Within the current town there are the remains of the Poblat Talaiòtic de s'Illot, a Talaiotic village. The earliest discoveries on the site date from 2200 BC and the talliot itself dates from around 1100 BC. The site reflects the Talaiotic culture of the Balearic islands between the late 2nd millennium BCE and the Punic Wars in the late 1st millennium BCE. The approximately 200 inhabitants of the settlement mainly practiced agriculture. Of great importance were hunting and the breeding of pigs and sheep. At the village's centre was a square talaiot (a megalithic structure of uncertain purpose) surrounded by 35 houses, which in turn were surrounded by the defensive wall of the town. In 123 BC the settlement was abandoned as a result of Roman colonization of the island. Between 1960 and 1970 the settlement was excavated by archaeologists from the University of Marburg. The remains are now located in a public square set amongst housing and hotels. The site is open to the public following a redevelopment project which has added walkways and picnic areas, viewing platforms and interpretation boards, and a visitor centre.

==Nearby places of Interest==

- Talaiot de Cala Morlanda – About 690 meters south of Cala Moreia, near the beach of Cala Morlanda, are the remains of a talaiot.
- Talaiot de na Pol – This circular talaiot is located in the middle of the neighboring village of Sa Coma, near the Safari Park.
- Punta de n'Amer – This headland is classed as an area of special environmental interest. It is a nature reserve about 200 hectares in size, located about two kilometers north of the resort at the end of the beach promenade. This landscape can be explored on numerous small paths. The castle, built in 1696 and which once served as a shelter from pirates, is open to the public. It houses a small museum and serves as a viewpoint over the bay of Cala Millor.
- Cuevas del Drach – The large accessible limestone cave system Cuevas del Drach ("dragon caves") is located about seven kilometers southeast of S'Illot near Porto Cristo. It stretches over 1700 meters and has six lakes. Within the caves is Martel Lake, Europe's largest underground lake. Regular concerts are organized in the caves.
- Caló d'en Rafalino – This nearby small cove south of Cala Morlanda has a naturist beach.
- Mini Golf Paradis – This miniature golf course is nearby.

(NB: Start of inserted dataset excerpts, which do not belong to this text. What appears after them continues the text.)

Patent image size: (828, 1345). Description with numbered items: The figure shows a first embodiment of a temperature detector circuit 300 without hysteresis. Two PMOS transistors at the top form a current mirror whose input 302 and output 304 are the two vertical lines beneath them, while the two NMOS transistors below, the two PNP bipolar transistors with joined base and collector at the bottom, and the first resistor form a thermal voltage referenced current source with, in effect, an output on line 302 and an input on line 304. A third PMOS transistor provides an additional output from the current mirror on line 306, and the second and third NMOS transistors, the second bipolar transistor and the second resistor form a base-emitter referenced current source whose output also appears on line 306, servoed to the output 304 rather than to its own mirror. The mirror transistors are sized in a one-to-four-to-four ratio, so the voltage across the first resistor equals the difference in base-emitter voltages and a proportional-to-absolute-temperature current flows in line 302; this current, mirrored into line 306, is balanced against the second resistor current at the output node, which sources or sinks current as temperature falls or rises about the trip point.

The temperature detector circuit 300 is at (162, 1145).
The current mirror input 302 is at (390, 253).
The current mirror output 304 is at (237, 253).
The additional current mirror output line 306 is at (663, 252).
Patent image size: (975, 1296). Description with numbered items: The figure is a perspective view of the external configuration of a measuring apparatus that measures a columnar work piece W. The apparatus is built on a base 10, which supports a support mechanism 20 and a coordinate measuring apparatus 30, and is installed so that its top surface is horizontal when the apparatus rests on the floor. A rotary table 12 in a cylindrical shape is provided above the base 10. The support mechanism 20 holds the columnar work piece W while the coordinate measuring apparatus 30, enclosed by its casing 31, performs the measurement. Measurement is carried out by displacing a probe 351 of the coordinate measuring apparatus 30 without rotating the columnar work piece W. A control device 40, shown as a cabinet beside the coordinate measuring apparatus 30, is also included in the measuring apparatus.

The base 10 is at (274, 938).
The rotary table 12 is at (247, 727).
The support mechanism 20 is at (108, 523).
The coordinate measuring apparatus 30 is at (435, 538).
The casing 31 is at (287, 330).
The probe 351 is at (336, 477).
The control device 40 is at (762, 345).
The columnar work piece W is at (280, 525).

==Annual celebrations and events==
- The Patron Saint's Day Festival in S'Illot is held at the end of August and ends with a firework display that can be watched from the beach.
- The Fiestas de S'Illot take place annually on the second weekend of September.
- The Fiestas del Turista were created with the intention of extending the tourist summer season and take place annually around the last weekend in September in S'Illot as well as in Cala Millor and Sa Coma.